Comme ma poitrine se gonflait d’espoir, chaque jour, lorsque je courais à travers les rues de Vienne chercher tes lettres à la poste restante ! Elles furent pendant des mois ma nourriture quotidienne. Et j’étais alors si affamée ! Ernst et moi étions de plus en plus des étrangers l’un pour l’autre. Pourtant cet « étranger » qui me trompait sans vergogne, je ne pouvais le quitter, à cause de la passion qui m’avait enchaînée à lui quelques années auparavant. Une passion charnelle qui, même amoindrie, m’empêchait de me livrer complètement à l’amour si puissant que j’éprouvais pour toi, l’étrange étranger qui me berçait et me frappait et me caressait et m’enlevait de ses mots…

J’étouffais dans mon corps, j’aurais voulu déployer mes ailes, aller vers une autre vie. Mais nous étions tous les deux enfermés dans une gangue de chair qui nous empêchait de nous rejoindre, une gangue tissée autour de nous, et malgré nous, depuis notre plus tendre enfance. Mon choix avait été de me livrer à cette chair dévoreuse, le tien de te retrancher derrière, mais chacun à notre façon, nous demeurions ses prisonniers.

Nous étions pourtant nés libres, comme chaque homme et chaque femme. Mais le cocon s’était refermé sur nous avec une telle férocité qu’il ne nous avait laissé d’autre issue que la révolte. Toi et moi avions choisi de fuir ostensiblement le foyer paternel. Moi en le quittant physiquement pour me donner à l’amour et à la liberté, toi en y restant physiquement implanté comme pour mieux le détruire de l’intérieur, le nier avec violence et refuser à ton tour de fonder un foyer – malgré le désir lancinant que tu en avais -, refuser ce monde de contraintes incarné par les cercles familial et social, pour te donner à un univers de totale liberté : la littérature.

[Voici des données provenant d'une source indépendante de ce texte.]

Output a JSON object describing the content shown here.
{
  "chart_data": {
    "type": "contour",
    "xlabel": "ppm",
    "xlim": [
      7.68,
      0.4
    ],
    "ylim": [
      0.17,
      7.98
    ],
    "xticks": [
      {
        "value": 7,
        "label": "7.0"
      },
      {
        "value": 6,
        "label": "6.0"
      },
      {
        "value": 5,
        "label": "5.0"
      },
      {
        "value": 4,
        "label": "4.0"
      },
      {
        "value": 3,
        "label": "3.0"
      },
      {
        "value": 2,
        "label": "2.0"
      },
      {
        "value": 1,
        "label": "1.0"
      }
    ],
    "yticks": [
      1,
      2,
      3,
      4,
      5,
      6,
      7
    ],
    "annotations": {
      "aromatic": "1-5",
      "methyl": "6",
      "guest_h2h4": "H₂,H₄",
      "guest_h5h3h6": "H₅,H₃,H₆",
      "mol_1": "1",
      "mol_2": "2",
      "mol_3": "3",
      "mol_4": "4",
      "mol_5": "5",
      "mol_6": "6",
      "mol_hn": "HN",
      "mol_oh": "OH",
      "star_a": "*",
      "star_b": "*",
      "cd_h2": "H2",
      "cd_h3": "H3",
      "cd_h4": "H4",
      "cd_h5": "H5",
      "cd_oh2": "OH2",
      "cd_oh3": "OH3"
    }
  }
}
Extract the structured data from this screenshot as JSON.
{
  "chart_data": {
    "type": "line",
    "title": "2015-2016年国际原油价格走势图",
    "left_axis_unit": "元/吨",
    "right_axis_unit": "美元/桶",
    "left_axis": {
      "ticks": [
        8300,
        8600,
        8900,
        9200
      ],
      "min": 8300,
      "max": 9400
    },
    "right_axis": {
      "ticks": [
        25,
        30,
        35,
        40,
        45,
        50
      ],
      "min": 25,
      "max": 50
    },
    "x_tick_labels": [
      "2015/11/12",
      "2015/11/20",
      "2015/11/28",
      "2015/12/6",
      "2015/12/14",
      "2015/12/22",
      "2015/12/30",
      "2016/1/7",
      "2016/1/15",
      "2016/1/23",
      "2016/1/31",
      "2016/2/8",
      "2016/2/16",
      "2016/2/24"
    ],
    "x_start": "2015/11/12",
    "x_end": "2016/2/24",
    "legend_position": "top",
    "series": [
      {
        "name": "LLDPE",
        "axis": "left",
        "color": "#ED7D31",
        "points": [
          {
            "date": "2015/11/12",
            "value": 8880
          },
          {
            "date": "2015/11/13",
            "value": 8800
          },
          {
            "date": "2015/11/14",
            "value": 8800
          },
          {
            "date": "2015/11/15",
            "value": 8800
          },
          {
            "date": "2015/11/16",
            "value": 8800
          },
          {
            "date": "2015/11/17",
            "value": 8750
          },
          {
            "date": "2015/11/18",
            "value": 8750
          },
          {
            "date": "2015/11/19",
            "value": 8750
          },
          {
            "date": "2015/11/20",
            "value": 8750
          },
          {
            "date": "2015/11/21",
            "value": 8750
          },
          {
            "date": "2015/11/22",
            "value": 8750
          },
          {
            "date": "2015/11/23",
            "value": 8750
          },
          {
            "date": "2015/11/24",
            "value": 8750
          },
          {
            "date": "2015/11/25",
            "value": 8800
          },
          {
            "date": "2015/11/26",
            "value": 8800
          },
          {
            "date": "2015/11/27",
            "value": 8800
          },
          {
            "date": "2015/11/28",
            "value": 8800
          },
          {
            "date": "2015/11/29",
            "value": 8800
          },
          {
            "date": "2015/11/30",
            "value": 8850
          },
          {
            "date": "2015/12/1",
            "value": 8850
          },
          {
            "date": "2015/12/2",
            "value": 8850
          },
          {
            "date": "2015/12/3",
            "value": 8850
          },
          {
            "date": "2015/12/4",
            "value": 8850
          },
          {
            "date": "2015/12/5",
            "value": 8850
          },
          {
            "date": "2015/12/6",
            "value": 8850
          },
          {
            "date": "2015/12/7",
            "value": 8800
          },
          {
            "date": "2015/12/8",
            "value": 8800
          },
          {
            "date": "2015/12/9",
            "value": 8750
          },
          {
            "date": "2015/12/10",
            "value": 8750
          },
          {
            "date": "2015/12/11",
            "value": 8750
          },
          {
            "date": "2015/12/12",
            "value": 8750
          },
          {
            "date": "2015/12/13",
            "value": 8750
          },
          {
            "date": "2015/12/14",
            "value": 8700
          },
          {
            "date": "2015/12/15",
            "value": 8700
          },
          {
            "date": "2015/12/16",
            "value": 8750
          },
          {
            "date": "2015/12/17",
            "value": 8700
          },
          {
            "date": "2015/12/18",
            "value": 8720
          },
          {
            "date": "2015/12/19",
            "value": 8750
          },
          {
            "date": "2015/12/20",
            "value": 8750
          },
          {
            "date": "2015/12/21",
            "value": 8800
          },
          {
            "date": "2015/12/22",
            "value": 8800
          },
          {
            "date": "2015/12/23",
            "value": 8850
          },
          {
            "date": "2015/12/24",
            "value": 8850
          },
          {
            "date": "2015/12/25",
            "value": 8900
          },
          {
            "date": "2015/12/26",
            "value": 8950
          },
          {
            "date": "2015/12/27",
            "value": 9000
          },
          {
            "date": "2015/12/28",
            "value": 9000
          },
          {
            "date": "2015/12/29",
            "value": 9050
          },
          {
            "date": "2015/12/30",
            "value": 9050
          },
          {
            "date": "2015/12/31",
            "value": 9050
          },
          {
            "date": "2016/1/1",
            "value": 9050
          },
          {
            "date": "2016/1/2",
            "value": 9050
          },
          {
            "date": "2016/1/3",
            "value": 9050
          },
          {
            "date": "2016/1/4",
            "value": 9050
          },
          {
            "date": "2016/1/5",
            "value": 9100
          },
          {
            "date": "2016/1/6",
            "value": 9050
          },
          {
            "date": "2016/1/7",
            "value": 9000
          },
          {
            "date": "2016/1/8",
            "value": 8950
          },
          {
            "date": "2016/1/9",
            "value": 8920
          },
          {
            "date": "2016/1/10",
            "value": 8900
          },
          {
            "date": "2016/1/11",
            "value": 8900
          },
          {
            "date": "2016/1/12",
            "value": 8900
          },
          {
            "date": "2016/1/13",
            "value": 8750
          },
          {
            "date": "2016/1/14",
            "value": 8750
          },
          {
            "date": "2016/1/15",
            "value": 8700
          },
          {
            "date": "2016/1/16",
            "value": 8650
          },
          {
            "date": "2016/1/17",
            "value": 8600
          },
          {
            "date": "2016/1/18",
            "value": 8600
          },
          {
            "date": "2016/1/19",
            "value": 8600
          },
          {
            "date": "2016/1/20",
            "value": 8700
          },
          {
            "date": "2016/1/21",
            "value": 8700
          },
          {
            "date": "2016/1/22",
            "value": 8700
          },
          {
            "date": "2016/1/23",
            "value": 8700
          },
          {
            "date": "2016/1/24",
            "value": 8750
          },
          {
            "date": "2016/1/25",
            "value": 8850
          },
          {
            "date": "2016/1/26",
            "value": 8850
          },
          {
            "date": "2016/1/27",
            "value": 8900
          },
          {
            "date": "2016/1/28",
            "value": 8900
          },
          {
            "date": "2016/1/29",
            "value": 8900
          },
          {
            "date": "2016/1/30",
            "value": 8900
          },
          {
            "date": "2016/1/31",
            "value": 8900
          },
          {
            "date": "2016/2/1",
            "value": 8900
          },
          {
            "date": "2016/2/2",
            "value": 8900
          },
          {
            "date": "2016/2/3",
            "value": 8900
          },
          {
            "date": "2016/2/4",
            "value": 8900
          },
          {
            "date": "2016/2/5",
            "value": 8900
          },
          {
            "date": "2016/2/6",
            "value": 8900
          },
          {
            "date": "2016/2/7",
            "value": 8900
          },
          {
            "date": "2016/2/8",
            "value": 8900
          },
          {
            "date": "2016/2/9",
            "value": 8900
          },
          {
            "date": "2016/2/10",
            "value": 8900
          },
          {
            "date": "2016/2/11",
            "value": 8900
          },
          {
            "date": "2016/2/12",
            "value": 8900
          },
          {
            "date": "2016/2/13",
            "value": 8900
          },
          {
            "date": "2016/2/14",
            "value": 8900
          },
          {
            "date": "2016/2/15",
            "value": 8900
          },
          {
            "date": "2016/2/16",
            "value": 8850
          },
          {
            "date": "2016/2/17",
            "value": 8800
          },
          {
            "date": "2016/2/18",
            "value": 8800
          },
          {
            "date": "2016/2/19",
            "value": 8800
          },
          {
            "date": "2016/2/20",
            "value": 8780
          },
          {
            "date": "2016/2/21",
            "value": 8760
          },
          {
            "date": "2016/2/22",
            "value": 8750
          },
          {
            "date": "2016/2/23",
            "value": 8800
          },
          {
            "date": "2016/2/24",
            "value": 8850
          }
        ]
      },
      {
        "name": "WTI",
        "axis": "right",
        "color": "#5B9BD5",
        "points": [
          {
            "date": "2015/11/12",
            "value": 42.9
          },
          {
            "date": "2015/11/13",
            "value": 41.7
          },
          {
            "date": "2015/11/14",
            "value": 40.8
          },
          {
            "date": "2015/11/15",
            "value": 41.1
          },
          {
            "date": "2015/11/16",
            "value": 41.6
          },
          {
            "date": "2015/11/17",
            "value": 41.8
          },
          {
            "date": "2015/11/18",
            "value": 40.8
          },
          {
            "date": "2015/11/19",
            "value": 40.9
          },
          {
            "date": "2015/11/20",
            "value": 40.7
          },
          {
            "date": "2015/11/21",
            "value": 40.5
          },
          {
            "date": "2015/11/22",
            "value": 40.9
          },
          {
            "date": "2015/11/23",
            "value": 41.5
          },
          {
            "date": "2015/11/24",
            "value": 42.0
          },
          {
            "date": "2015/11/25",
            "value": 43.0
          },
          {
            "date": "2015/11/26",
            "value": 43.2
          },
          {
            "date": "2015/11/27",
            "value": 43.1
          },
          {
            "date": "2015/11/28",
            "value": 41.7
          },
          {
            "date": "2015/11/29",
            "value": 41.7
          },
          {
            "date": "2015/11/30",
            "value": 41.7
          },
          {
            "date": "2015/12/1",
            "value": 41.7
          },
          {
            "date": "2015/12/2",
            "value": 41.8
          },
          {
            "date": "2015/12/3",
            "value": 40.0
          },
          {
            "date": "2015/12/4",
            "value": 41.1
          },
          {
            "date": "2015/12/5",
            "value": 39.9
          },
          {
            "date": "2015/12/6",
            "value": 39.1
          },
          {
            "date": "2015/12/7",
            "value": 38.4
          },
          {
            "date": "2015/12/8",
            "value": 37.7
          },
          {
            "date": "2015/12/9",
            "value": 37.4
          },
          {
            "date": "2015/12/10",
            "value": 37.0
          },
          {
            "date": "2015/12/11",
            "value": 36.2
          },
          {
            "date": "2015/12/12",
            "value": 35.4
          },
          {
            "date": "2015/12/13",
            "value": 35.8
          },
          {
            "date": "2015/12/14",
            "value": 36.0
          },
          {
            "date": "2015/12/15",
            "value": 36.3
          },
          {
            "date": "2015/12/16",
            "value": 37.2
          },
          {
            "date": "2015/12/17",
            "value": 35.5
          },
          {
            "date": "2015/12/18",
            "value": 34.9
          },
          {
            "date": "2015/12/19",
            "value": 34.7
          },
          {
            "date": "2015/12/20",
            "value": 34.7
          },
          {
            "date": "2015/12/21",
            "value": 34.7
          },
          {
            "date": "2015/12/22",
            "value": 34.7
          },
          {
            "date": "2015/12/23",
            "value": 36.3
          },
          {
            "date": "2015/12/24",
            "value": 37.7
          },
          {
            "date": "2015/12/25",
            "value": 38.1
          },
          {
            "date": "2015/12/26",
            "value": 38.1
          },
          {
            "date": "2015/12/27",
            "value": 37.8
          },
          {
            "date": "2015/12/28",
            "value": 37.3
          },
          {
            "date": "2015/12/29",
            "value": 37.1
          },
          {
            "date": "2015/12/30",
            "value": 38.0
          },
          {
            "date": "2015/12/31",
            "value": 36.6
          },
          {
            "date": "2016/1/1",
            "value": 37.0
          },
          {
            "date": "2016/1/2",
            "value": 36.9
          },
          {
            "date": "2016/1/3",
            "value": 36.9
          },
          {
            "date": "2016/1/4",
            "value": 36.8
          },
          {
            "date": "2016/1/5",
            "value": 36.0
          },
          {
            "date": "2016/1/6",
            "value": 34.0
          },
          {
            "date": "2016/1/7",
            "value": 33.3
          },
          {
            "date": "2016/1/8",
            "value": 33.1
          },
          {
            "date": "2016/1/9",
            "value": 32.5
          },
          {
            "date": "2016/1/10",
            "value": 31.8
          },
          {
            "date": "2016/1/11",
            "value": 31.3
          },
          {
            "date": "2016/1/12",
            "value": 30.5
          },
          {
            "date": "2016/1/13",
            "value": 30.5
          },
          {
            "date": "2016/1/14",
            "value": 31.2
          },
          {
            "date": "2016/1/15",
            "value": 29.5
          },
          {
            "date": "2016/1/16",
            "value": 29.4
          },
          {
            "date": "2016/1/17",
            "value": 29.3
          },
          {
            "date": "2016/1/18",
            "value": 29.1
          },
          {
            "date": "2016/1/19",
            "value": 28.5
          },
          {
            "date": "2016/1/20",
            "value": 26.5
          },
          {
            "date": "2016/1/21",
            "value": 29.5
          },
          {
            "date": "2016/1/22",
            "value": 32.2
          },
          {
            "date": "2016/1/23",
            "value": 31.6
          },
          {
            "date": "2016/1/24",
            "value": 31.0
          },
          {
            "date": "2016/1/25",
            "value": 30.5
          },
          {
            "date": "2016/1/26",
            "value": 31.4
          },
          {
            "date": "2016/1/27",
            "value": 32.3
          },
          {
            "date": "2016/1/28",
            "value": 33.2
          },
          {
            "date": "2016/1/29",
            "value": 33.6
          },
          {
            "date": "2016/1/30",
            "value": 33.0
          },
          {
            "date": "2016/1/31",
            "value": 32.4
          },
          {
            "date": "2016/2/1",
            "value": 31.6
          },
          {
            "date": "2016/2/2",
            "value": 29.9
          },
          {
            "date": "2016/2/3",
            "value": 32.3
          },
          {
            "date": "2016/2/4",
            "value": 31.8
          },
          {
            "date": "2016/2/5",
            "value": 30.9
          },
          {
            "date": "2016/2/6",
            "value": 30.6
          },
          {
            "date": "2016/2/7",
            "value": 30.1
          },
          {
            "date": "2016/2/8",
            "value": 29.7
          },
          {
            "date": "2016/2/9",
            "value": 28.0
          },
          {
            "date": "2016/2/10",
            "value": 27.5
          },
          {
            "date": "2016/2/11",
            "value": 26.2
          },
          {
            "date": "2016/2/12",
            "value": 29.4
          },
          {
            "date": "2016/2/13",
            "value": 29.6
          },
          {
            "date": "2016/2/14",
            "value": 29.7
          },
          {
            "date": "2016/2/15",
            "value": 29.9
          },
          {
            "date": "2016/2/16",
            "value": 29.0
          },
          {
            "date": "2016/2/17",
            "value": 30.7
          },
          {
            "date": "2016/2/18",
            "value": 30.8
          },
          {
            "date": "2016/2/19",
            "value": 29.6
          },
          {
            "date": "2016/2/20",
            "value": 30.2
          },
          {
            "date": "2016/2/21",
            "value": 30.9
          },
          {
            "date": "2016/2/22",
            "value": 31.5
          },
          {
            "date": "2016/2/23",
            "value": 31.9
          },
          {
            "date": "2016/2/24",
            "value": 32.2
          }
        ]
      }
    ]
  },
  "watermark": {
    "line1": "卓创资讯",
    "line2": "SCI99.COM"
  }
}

Un monde contre un autre… Un processus contre un autre. Contre celui, par exemple, où tout se ligue méthodiquement, implacablement, contre l’enfant : la famille, l’école, l’employée de maison, la cuisinière qui, pendant toute ta première année de primaire, t’emmenait à l’école, où tu ne voulais pas te rendre. À hauteur de l’entrée de la ruelle de la Boucherie (…) je commençais à supplier, elle faisait non d’un mouvement de tête ; (…) je m’arrêtais, je demandais pardon, elle m’entraînait ; je la menaçais de représailles de mes parents, elle en riait ; ici, elle était toute-puissante ; je m’accrochais aux boiseries des magasins, je me cramponnais aux pierres d’angle, (…) mais elle me traînait en me disant qu’elle ajouterait encore tout cela à son rapport (…) Que de folies, Milena ! Et comment suis-je à toi, avec toutes ces cuisinières, ces menaces, et cette poussière, cette formidable poussière que trente-huit ans ont soulevée et qui se dépose dans mes poumons ?

Cher Franz, par-delà la poussière, Jsi muj, tu es mien… Ce qui, selon tes propres mots, ne signifie même pas l’amour, mais bien plutôt la proximité et la nuit. La proximité et la nuit… Les deux grands mystères de notre adolescence… Redoutables… Et qui le sont restés, surtout pour toi.